Notwithstanding these results, there are also some problems with the view that this situation may be applied to the vast majority of pre-mRNA molecules. Clearly, considering the enormously diverse sequences of all processed pre-mRNAs, it would be quite over the line to propose the presence of highly stable secondary structures (Fig. ) that resemble those of the highly conserved tRNAs, rRNAs, IRES, or other stability-, replication-, and localization-controlling elements present in several 3′UTRs of prokaryotic and eukaryotic mRNAs, in which proteins may also play a key role in stabilizing the structure (
60). However, in between these two extremes there may exist a third possibility, represented by the existence of a loose amount of RNA-specific secondary structures which might, under normal conditions, influence the splicing machinery (Fig. ). Significantly, several studies along this line have been reported.

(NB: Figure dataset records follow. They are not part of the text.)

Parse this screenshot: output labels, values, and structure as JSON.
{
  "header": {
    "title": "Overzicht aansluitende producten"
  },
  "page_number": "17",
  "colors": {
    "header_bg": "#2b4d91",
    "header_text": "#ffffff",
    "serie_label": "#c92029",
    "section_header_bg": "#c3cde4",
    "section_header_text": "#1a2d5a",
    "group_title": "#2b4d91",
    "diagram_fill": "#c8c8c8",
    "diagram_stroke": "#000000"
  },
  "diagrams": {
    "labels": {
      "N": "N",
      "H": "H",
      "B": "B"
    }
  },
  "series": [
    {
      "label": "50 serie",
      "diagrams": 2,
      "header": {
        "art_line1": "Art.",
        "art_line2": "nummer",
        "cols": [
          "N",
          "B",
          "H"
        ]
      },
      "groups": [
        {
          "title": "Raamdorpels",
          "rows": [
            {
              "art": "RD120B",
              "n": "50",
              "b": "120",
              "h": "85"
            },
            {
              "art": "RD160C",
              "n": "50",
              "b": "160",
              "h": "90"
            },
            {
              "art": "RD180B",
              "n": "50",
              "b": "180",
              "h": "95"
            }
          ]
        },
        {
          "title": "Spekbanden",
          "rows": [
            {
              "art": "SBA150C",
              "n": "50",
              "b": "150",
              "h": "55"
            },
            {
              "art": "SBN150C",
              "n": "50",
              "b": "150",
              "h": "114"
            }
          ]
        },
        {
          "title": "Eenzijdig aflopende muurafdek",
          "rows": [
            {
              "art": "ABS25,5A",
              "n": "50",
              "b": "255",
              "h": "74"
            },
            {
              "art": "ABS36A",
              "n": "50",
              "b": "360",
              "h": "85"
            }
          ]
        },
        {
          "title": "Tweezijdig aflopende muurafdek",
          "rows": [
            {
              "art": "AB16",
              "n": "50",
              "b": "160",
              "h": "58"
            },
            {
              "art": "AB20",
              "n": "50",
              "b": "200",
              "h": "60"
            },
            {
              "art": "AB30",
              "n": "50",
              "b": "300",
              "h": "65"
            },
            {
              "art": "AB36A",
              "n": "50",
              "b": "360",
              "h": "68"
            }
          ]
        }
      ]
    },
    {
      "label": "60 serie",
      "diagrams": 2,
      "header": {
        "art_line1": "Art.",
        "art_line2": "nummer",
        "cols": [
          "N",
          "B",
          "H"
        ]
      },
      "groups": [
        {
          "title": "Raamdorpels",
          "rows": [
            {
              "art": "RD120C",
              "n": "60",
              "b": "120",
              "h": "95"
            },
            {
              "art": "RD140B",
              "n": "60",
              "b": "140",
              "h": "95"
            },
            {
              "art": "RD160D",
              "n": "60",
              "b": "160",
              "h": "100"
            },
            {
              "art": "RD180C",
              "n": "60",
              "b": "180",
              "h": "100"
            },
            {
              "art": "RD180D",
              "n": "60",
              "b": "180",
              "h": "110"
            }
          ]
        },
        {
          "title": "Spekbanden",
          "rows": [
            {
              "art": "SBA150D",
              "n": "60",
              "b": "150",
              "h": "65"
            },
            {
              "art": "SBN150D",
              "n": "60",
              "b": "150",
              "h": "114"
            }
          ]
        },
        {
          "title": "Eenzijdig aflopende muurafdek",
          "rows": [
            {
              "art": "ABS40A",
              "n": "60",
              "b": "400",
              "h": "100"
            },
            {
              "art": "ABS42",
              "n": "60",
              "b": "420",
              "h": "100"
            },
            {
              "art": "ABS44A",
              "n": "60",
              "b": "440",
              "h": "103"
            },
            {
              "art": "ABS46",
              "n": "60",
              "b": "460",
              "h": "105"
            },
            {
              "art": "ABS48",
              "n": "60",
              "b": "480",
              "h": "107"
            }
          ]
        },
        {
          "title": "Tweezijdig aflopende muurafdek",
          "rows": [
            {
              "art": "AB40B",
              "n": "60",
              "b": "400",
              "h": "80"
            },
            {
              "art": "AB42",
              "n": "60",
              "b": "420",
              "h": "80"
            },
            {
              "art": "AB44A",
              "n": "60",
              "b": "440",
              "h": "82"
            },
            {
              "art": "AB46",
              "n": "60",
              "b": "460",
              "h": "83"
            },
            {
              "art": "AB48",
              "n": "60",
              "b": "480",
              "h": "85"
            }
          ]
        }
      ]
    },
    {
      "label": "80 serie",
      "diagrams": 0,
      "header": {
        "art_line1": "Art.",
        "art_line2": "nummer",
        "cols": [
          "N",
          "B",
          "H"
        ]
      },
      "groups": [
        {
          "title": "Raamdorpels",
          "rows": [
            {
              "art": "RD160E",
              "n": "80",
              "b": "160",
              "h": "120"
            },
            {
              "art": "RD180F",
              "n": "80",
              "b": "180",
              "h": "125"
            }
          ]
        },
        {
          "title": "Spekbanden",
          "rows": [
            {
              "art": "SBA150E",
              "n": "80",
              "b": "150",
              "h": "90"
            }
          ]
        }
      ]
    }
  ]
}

For example, in organisms such as
Saccharomyces cerevisiae, probing of pre-mRNA structures by dimethyl sulfate in vivo has demonstrated the existence of secondary structure formation between the 5′ splice site and the branch point capable of promoting U1snRNP assembly in the early splicing stages (
21). Although there is no comparable evidence for human systems, it has been reported recently that single-nucleotide polymorphisms are capable of inducing in vivo different structural folds in mRNA structures (
88) (however, the effect of these single-nucleotide polymorphisms on splicing or function has not yet been tested). In addition, statistical analysis of mRNA coding sequences has revealed that the calculated mRNA folding is more stable than expected by chance, suggesting that codon bias may favor the existence of mRNA structures (
87). Even though these results have been challenged using a different set of statistical tools and genes (
107), considerations analogous to those of Seffens and Digby (
87) have been recently reported concerning bacterial RNA (
57).
An additional possibility to indirectly assess this issue is to investigate whether, and to what extent, the binding of splicing factors can be affected by or affect the RNA secondary structures. Clearly, any indications along these lines would represent a sound experimental basis for speculations regarding the role played by RNA secondary structure in splicing.